Opinión

Apoderados que dejan de serlo

Suele decirse en el mundo del derecho que cuando un representante actúa, sus efectos caen en el terreno personal o patrimonial del representado; desde este punto de vista, si una persona apodera a otra para que celebre un contrato en nombre de aquél, el éxito o fracaso de ese negocio redundará en beneficio o perjuicio del que le confirió el poder. El representante, apoderado o mandatario (disculpen esta burda equiparación entre estas figuras), cuando ejerce su cargo es consciente de que su comportamiento va a tener consecuencias ineludibles para el que le confirió el mandato o representación. De ahí que sea conveniente que elijamos para ejercer esos roles a personas de contrastada experiencia y sobrada probidad, pues lo que él dice, hace o deja de hacer, a nosotros, y a nadie más que a nosotros, es imputable frente a los terceros. Son cargos basados en las cualidades personales de los elegidos, y por lo general indelegables e intransferibles sin el expreso consentimiento del que los otorga.

Esas exigencias de experiencia y honradez en los que van a actuar por nosotros parece que se vuelven laxas, casi las olvidamos, cuando nos situamos fuera del ámbito de lo estrictamente jurídico. Esto pasa con nuestros representantes políticos. Los llamamos así, representantes, pero precisamente en ese apelativo acaba la gravedad del cargo; tras su toma de posesión pasamos por alto que ejercen competencias delegadas, soberanías cedidas, masivas confianzas depositadas en las urnas; nos olvidamos de que, ellos mucho más que otros, tienen que demostrarnos a lo largo de todo su mandato, y por nuestro propio bien, tanto la diligencia que les presumimos como la integridad en el ejercicio de esos cargos.

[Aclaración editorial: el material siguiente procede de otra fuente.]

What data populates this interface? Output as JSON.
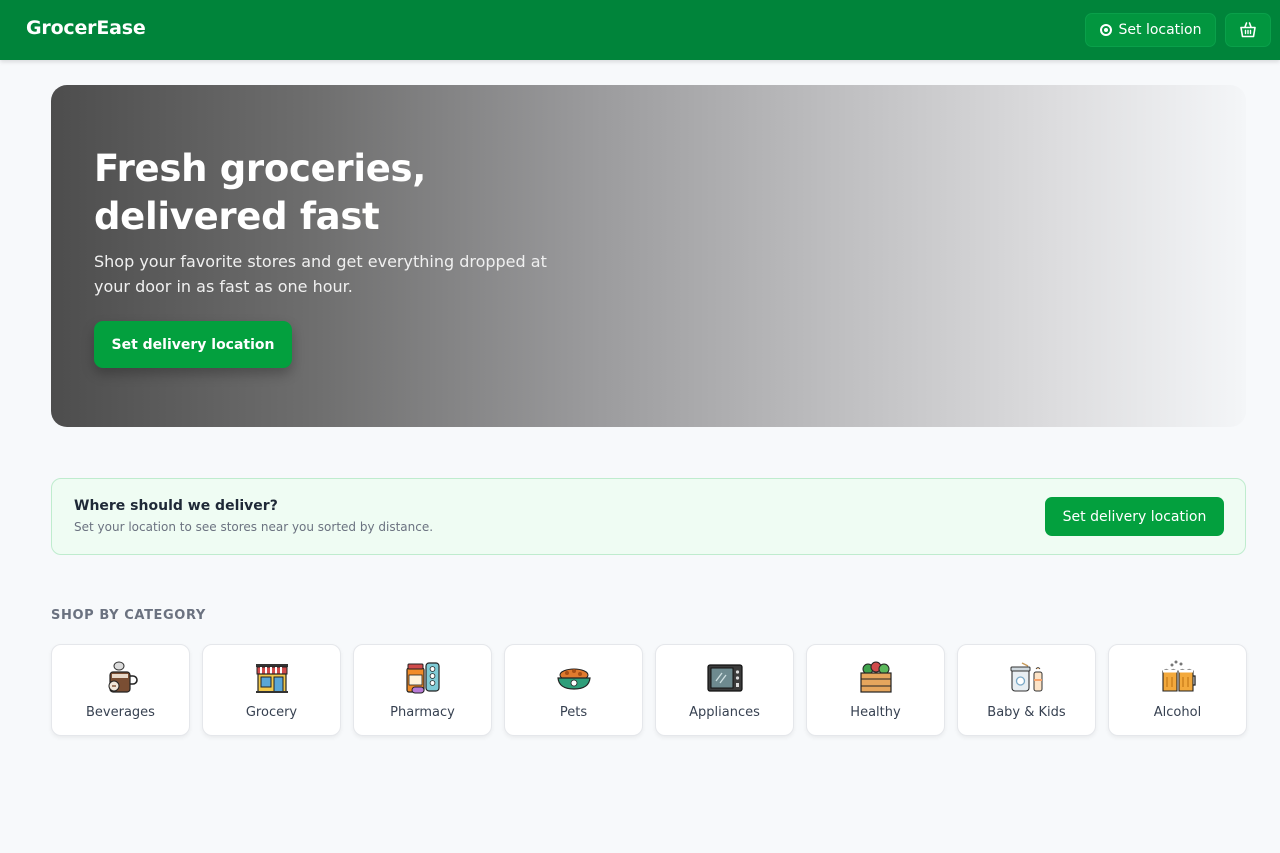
{
  "header": {
    "brand": "GrocerEase",
    "set_location_label": "Set location",
    "accent_color": "#00843a"
  },
  "hero": {
    "title_line1": "Fresh groceries,",
    "title_line2": "delivered fast",
    "subtitle": "Shop your favorite stores and get everything dropped at your door in as fast as one hour.",
    "button_label": "Set delivery location"
  },
  "delivery": {
    "title": "Where should we deliver?",
    "subtitle": "Set your location to see stores near you sorted by distance.",
    "button_label": "Set delivery location"
  },
  "categories": {
    "heading": "SHOP BY CATEGORY",
    "items": [
      {
        "label": "Beverages",
        "icon": "coffee-cup-icon"
      },
      {
        "label": "Grocery",
        "icon": "storefront-icon"
      },
      {
        "label": "Pharmacy",
        "icon": "medicine-icon"
      },
      {
        "label": "Pets",
        "icon": "pet-bowl-icon"
      },
      {
        "label": "Appliances",
        "icon": "microwave-icon"
      },
      {
        "label": "Healthy",
        "icon": "vegetable-crate-icon"
      },
      {
        "label": "Baby & Kids",
        "icon": "baby-bottle-icon"
      },
      {
        "label": "Alcohol",
        "icon": "beer-mugs-icon"
      }
    ]
  }
}
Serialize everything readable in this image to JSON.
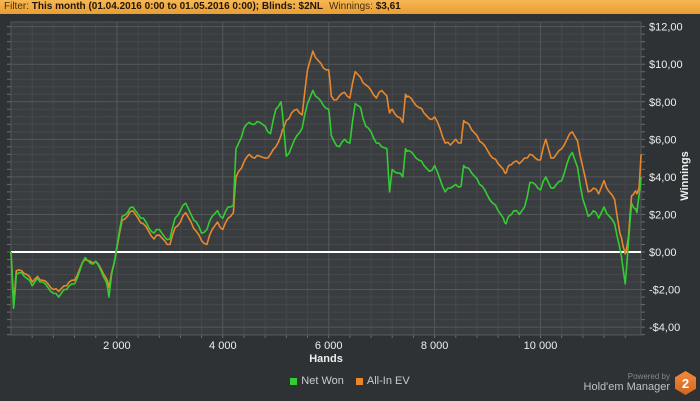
{
  "header": {
    "filter_label": "Filter:",
    "filter_value": "This month (01.04.2016 0:00 to 01.05.2016 0:00); Blinds: $2NL",
    "winnings_label": "Winnings:",
    "winnings_value": "$3,61"
  },
  "chart_data": {
    "type": "line",
    "xlabel": "Hands",
    "ylabel": "Winnings",
    "xlim": [
      0,
      11900
    ],
    "ylim": [
      -4.4,
      12.2
    ],
    "grid": {
      "minor_x_step": 400,
      "minor_y_step": 0.4,
      "major_x_step": 2000,
      "major_y_step": 2,
      "zero_line": 0
    },
    "x_ticks": [
      2000,
      4000,
      6000,
      8000,
      10000
    ],
    "x_tick_labels": [
      "2 000",
      "4 000",
      "6 000",
      "8 000",
      "10 000"
    ],
    "y_ticks": [
      12,
      10,
      8,
      6,
      4,
      2,
      0,
      -2,
      -4
    ],
    "y_tick_labels": [
      "$12,00",
      "$10,00",
      "$8,00",
      "$6,00",
      "$4,00",
      "$2,00",
      "$0,00",
      "-$2,00",
      "-$4,00"
    ],
    "x": [
      0,
      50,
      100,
      200,
      300,
      400,
      500,
      600,
      700,
      800,
      900,
      1000,
      1100,
      1200,
      1300,
      1400,
      1500,
      1600,
      1700,
      1800,
      1850,
      1900,
      2000,
      2100,
      2200,
      2300,
      2400,
      2500,
      2600,
      2700,
      2800,
      2900,
      3000,
      3100,
      3200,
      3300,
      3400,
      3500,
      3600,
      3700,
      3800,
      3900,
      4000,
      4100,
      4200,
      4250,
      4300,
      4400,
      4500,
      4600,
      4700,
      4800,
      4900,
      5000,
      5100,
      5150,
      5200,
      5300,
      5400,
      5500,
      5600,
      5700,
      5800,
      5900,
      6000,
      6050,
      6100,
      6200,
      6300,
      6400,
      6500,
      6600,
      6700,
      6800,
      6900,
      7000,
      7100,
      7150,
      7200,
      7300,
      7400,
      7450,
      7500,
      7600,
      7700,
      7800,
      7900,
      8000,
      8100,
      8200,
      8300,
      8400,
      8500,
      8550,
      8600,
      8700,
      8800,
      8900,
      9000,
      9100,
      9200,
      9300,
      9350,
      9400,
      9500,
      9600,
      9700,
      9800,
      9900,
      10000,
      10100,
      10200,
      10300,
      10400,
      10500,
      10600,
      10700,
      10800,
      10900,
      11000,
      11100,
      11200,
      11300,
      11400,
      11500,
      11560,
      11600,
      11660,
      11720,
      11780,
      11820,
      11860,
      11900
    ],
    "series": [
      {
        "name": "Net Won",
        "color": "#33cc33",
        "values": [
          0,
          -3,
          -1.2,
          -1.1,
          -1.4,
          -1.8,
          -1.4,
          -1.6,
          -1.9,
          -2.2,
          -2.4,
          -2,
          -1.8,
          -1.7,
          -1,
          -0.3,
          -0.6,
          -0.5,
          -1,
          -1.6,
          -2.4,
          -1.2,
          0.3,
          1.9,
          2.1,
          2.4,
          2,
          1.8,
          1.3,
          1,
          1.2,
          0.8,
          0.7,
          1.8,
          2.2,
          2.6,
          2,
          1.6,
          1,
          1.2,
          1.9,
          2.2,
          1.8,
          2.4,
          2.5,
          5.5,
          5.8,
          6.6,
          6.9,
          6.8,
          6.9,
          6.7,
          6.3,
          7.6,
          8,
          6.6,
          5.1,
          5.6,
          6.2,
          6.6,
          7.9,
          8.6,
          8.2,
          7.8,
          7.6,
          6.2,
          5.9,
          5.6,
          6,
          5.8,
          7.9,
          7.7,
          6.7,
          6.4,
          5.8,
          5.6,
          5.5,
          3.2,
          4.4,
          4.2,
          4,
          5.5,
          5.4,
          5.2,
          4.9,
          4.6,
          4.3,
          4.6,
          3.9,
          3.2,
          3.4,
          3.6,
          3.5,
          4.6,
          4.5,
          4.2,
          3.9,
          3.5,
          3,
          2.6,
          2.2,
          1.8,
          1.5,
          1.9,
          2.2,
          2,
          2.4,
          3.7,
          3.6,
          3.3,
          4,
          3.4,
          3.6,
          3.8,
          4.7,
          5.3,
          4.5,
          2.8,
          1.9,
          2.2,
          1.8,
          2.4,
          1.9,
          1.5,
          0.2,
          -0.9,
          -1.7,
          0.5,
          2.6,
          2.3,
          2.1,
          3,
          4
        ]
      },
      {
        "name": "All-In EV",
        "color": "#e8872b",
        "values": [
          0,
          -2.6,
          -1,
          -1,
          -1.2,
          -1.6,
          -1.3,
          -1.5,
          -1.7,
          -2,
          -2.1,
          -1.8,
          -1.6,
          -1.5,
          -0.9,
          -0.4,
          -0.5,
          -0.5,
          -0.9,
          -1.4,
          -1.9,
          -1.1,
          0.2,
          1.7,
          1.9,
          2.2,
          1.8,
          1.5,
          1.1,
          0.7,
          0.9,
          0.6,
          0.4,
          1.3,
          1.6,
          2.1,
          1.6,
          1.1,
          0.6,
          0.4,
          1.2,
          1.6,
          1.2,
          1.8,
          2.1,
          4,
          4.3,
          4.8,
          5.2,
          5,
          5.1,
          5,
          5.2,
          5.6,
          6.2,
          6.6,
          7,
          7.4,
          7.6,
          7.3,
          9.7,
          10.7,
          10.2,
          9.8,
          9.7,
          8.3,
          8.1,
          8.3,
          8.5,
          8.2,
          9.6,
          9.3,
          8.9,
          8.6,
          8.2,
          8.6,
          8.3,
          7.4,
          7.6,
          7.2,
          6.9,
          8.4,
          8.3,
          8,
          7.7,
          7.4,
          7.1,
          7.2,
          6.6,
          5.8,
          5.7,
          6,
          5.8,
          7,
          6.9,
          6.5,
          6.2,
          5.8,
          5.4,
          5,
          4.7,
          4.4,
          4.2,
          4.6,
          4.8,
          4.7,
          5,
          5.2,
          5,
          4.9,
          6,
          5,
          5.2,
          5.5,
          6,
          6.4,
          5.9,
          4.5,
          3.2,
          3.4,
          3.1,
          3.8,
          3.2,
          2.8,
          1,
          0.3,
          -0.1,
          0.8,
          3,
          3.2,
          3.1,
          3.4,
          5.2
        ]
      }
    ],
    "legend_position": "bottom-center"
  },
  "legend": {
    "items": [
      {
        "label": "Net Won",
        "color": "#33cc33"
      },
      {
        "label": "All-In EV",
        "color": "#e8872b"
      }
    ]
  },
  "footer": {
    "powered_by": "Powered by",
    "brand": "Hold'em Manager",
    "badge": "2"
  },
  "colors": {
    "header_bg": "#eda43c",
    "page_bg": "#2f3234",
    "plot_bg": "#3a3d40",
    "grid_minor": "#45484b",
    "grid_major": "#54575a",
    "tick": "#6b6e71",
    "zero_line": "#ffffff",
    "axis_text": "#eceeef",
    "net_won": "#33cc33",
    "all_in_ev": "#e8872b",
    "badge": "#e2752b"
  }
}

Y todo ello porque, repito, lo que ellos hagan o dejen de hacer va a tener graves repercusiones en nuestras vidas.

Volviendo al símil jurídico, a nadie puede extrañar que si el apoderado ha contravenido los límites marcados por el que le dio el encargo, lo suyo es que, si un día se lo dio, ahora le revoque el poder; la pérdida de confianza en esa persona, la negligencia mostrada por éste en el uso de las facultades cedidas, o peor aún, la comisión por el representante de hechos ilícitos o presuntamente delictivos acelera su cese, si es que antes no le ha quedado un ápice de dignidad y sentido de la ética para haber presentado él mismo la renuncia al cargo. Sin embargo, de qué distinta manera pasan las cosas en el campo de la política; ellos, alcaldes, concejales municipales, miembros de asambleas autonómicas, diputados, senadores y demás cargos públicos retribuidos con pingües emolumentos con cargo al erario público, se olvidan de que son mandatarios y no mandantes, apoderados y no poderdantes, representantes en lugar de representados; se olvidan de que son tan privilegiados que no han tenido que demostrar ni su inteligencia ni su honradez para acceder a ese cargo; y se olvidan de que sirven - o han de servir – a la causa pública y no al provecho propio. Pero lo peor es que, tal como les decía antes, cuando cometen hechos ilícitos o presuntamente delictivos que en el ámbito privado implicarían su cese fulminante, en lo público no tenemos mecanismos para acelerar su cese. Y en el colmo de nuestra desgracia, ninguno de ellos tendrá ese último gesto o rescoldo de la moral perdida que les haga presentar su renuncia a seguir en el puesto que han mancillado.

¿Representantes? ¿Apoderados con obligación ineludible de rendirnos cuentas? ¡Qué va! Esto sucede solo en la esfera de los negocios privados; pero en lo público, ¡ay en lo público!; aquí el que debe servir se convierte por traición en amo y señor, y los que antes otorgaban el poder ahora se vuelven plebe sumisa que además debe rendir honores. Aunque los amos y señores sean auténticos delincuentes.